В три дня собрали имущество… и на купеческих кораблях (варяги, понятное дело, свои лодьи не дали) ушли по Мутной вверх. Не половина города ушла, как сулилась, — меньше. Кто семью на старом месте оставил, чтобы позже забрать, кто и вовсе — кричать-то за Вадима кричал, а дошло до дела, и повисла на ногах вся родня с хозяйством и домом: как с места срывать?.. Однако многие все же с Ладогой распростились и верили, что навек.
Плохо это, когда наперед знают внуки, что умирать придется не там, где умерли деды. Втройне плохо, когда и сами-то эти деды — недавние переселенцы, и где их пращуры покоятся, никто теперь уже не найдет.
Одно утешение — не на пустое место строиться шли.

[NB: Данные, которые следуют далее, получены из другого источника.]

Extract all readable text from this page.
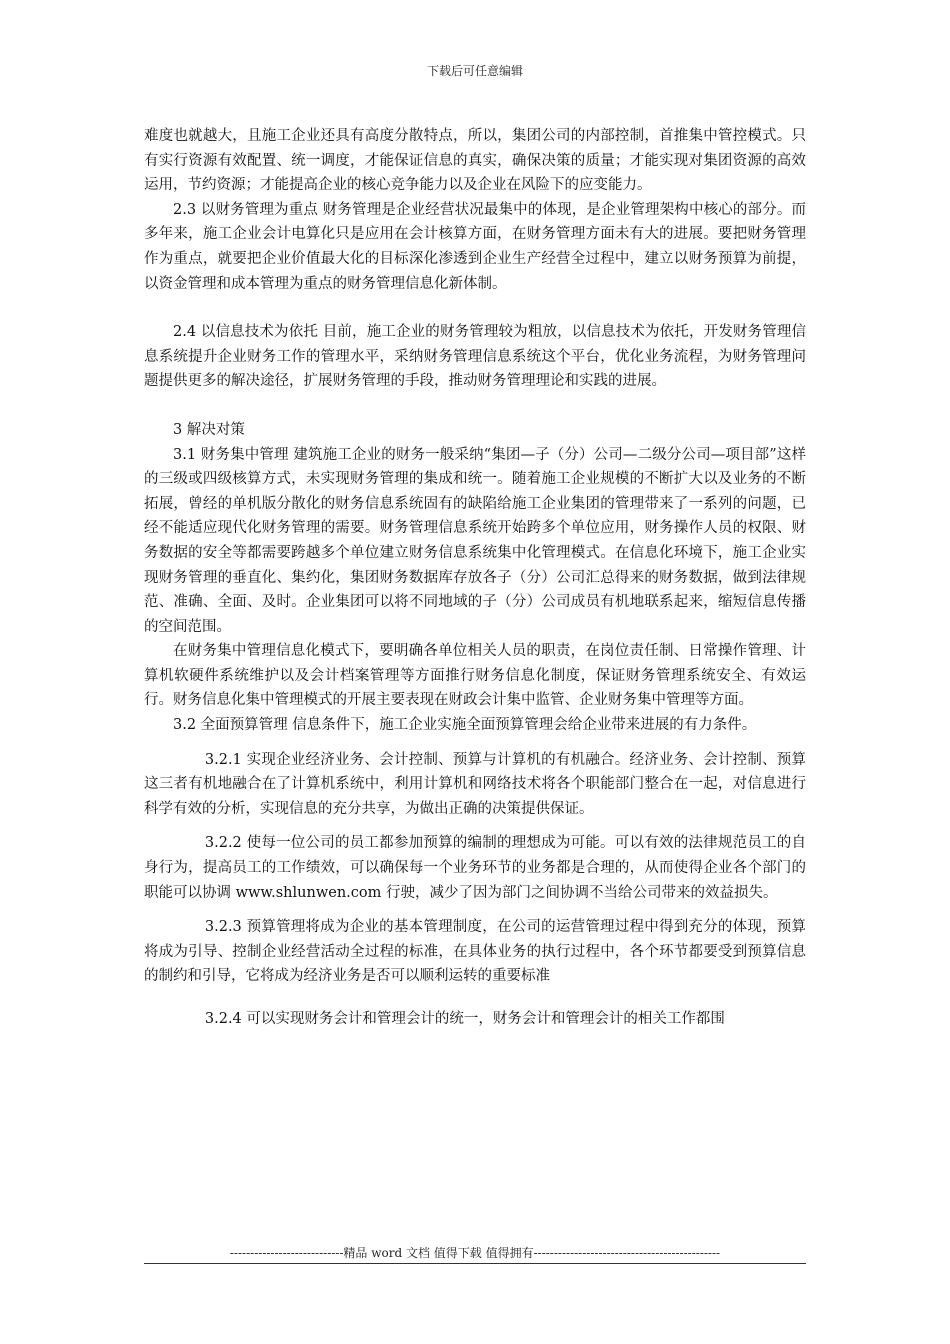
下载后可任意编辑

难度也就越大，且施工企业还具有高度分散特点，所以，集团公司的内部控制，首推集中管控模式。只有实行资源有效配置、统一调度，才能保证信息的真实，确保决策的质量；才能实现对集团资源的高效运用，节约资源；才能提高企业的核心竞争能力以及企业在风险下的应变能力。

2.3 以财务管理为重点 财务管理是企业经营状况最集中的体现，是企业管理架构中核心的部分。而多年来，施工企业会计电算化只是应用在会计核算方面，在财务管理方面未有大的进展。要把财务管理作为重点，就要把企业价值最大化的目标深化渗透到企业生产经营全过程中，建立以财务预算为前提，以资金管理和成本管理为重点的财务管理信息化新体制。

2.4 以信息技术为依托 目前，施工企业的财务管理较为粗放，以信息技术为依托，开发财务管理信息系统提升企业财务工作的管理水平，采纳财务管理信息系统这个平台，优化业务流程，为财务管理问题提供更多的解决途径，扩展财务管理的手段，推动财务管理理论和实践的进展。

3 解决对策

3.1 财务集中管理 建筑施工企业的财务一般采纳“集团—子（分）公司—二级分公司—项目部”这样的三级或四级核算方式，未实现财务管理的集成和统一。随着施工企业规模的不断扩大以及业务的不断拓展，曾经的单机版分散化的财务信息系统固有的缺陷给施工企业集团的管理带来了一系列的问题，已经不能适应现代化财务管理的需要。财务管理信息系统开始跨多个单位应用，财务操作人员的权限、财务数据的安全等都需要跨越多个单位建立财务信息系统集中化管理模式。在信息化环境下，施工企业实现财务管理的垂直化、集约化，集团财务数据库存放各子（分）公司汇总得来的财务数据，做到法律规范、准确、全面、及时。企业集团可以将不同地域的子（分）公司成员有机地联系起来，缩短信息传播的空间范围。

在财务集中管理信息化模式下，要明确各单位相关人员的职责，在岗位责任制、日常操作管理、计算机软硬件系统维护以及会计档案管理等方面推行财务信息化制度，保证财务管理系统安全、有效运行。财务信息化集中管理模式的开展主要表现在财政会计集中监管、企业财务集中管理等方面。

3.2 全面预算管理 信息条件下，施工企业实施全面预算管理会给企业带来进展的有力条件。

3.2.1 实现企业经济业务、会计控制、预算与计算机的有机融合。经济业务、会计控制、预算这三者有机地融合在了计算机系统中，利用计算机和网络技术将各个职能部门整合在一起，对信息进行科学有效的分析，实现信息的充分共享，为做出正确的决策提供保证。

3.2.2 使每一位公司的员工都参加预算的编制的理想成为可能。可以有效的法律规范员工的自身行为，提高员工的工作绩效，可以确保每一个业务环节的业务都是合理的，从而使得企业各个部门的职能可以协调 www.shlunwen.com 行驶，减少了因为部门之间协调不当给公司带来的效益损失。

3.2.3 预算管理将成为企业的基本管理制度，在公司的运营管理过程中得到充分的体现，预算将成为引导、控制企业经营活动全过程的标准，在具体业务的执行过程中，各个环节都要受到预算信息的制约和引导，它将成为经济业务是否可以顺利运转的重要标准

3.2.4 可以实现财务会计和管理会计的统一，财务会计和管理会计的相关工作都围

----------------------------精品 word 文档 值得下载 值得拥有----------------------------------------------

Там, у истока Мутной из Ильмеря озера, тоже, как говорили, были не совсем глухие места. Жили словене, кривичи, меряне и чудь. Не было допрежь у них крепкого рубленого городка и князя в нем, — а теперь будет…
Вот какую новость мог бы спесивый Твердята услышать от воеводы Вольгаста. Но не захотел смирить гордость и оттого узнал обо всем едва не последний.
Эгиль берсерк размеренно заносил весло, погружал в воду длинную лопасть и с силой откидывался назад. Мимо корабля медленно проплывали, отодвигаясь назад, берега Невского Устья. Ветер как назло стих, а течение здесь было такое, что людям приходилось садиться по двое на весло. Эгиль управлялся один.
— Похоже на то, что придется тебе, Рагнарссон, выбирать, — сказал он Харальду, отдыхавшему рядом на палубе. — Хререк конунг — великий воин и могучий правитель. Я не стал бы с ним ссориться, если бы это зависело от меня. Но и молодой Вади конунг тоже непрост, раз уж он Хререка заставил с собой считаться. Это верно, в море от него толку немного, но если хотя бы у половины его ярлов такие же волчьи глаза, как у этого… как его… Зи… Зу…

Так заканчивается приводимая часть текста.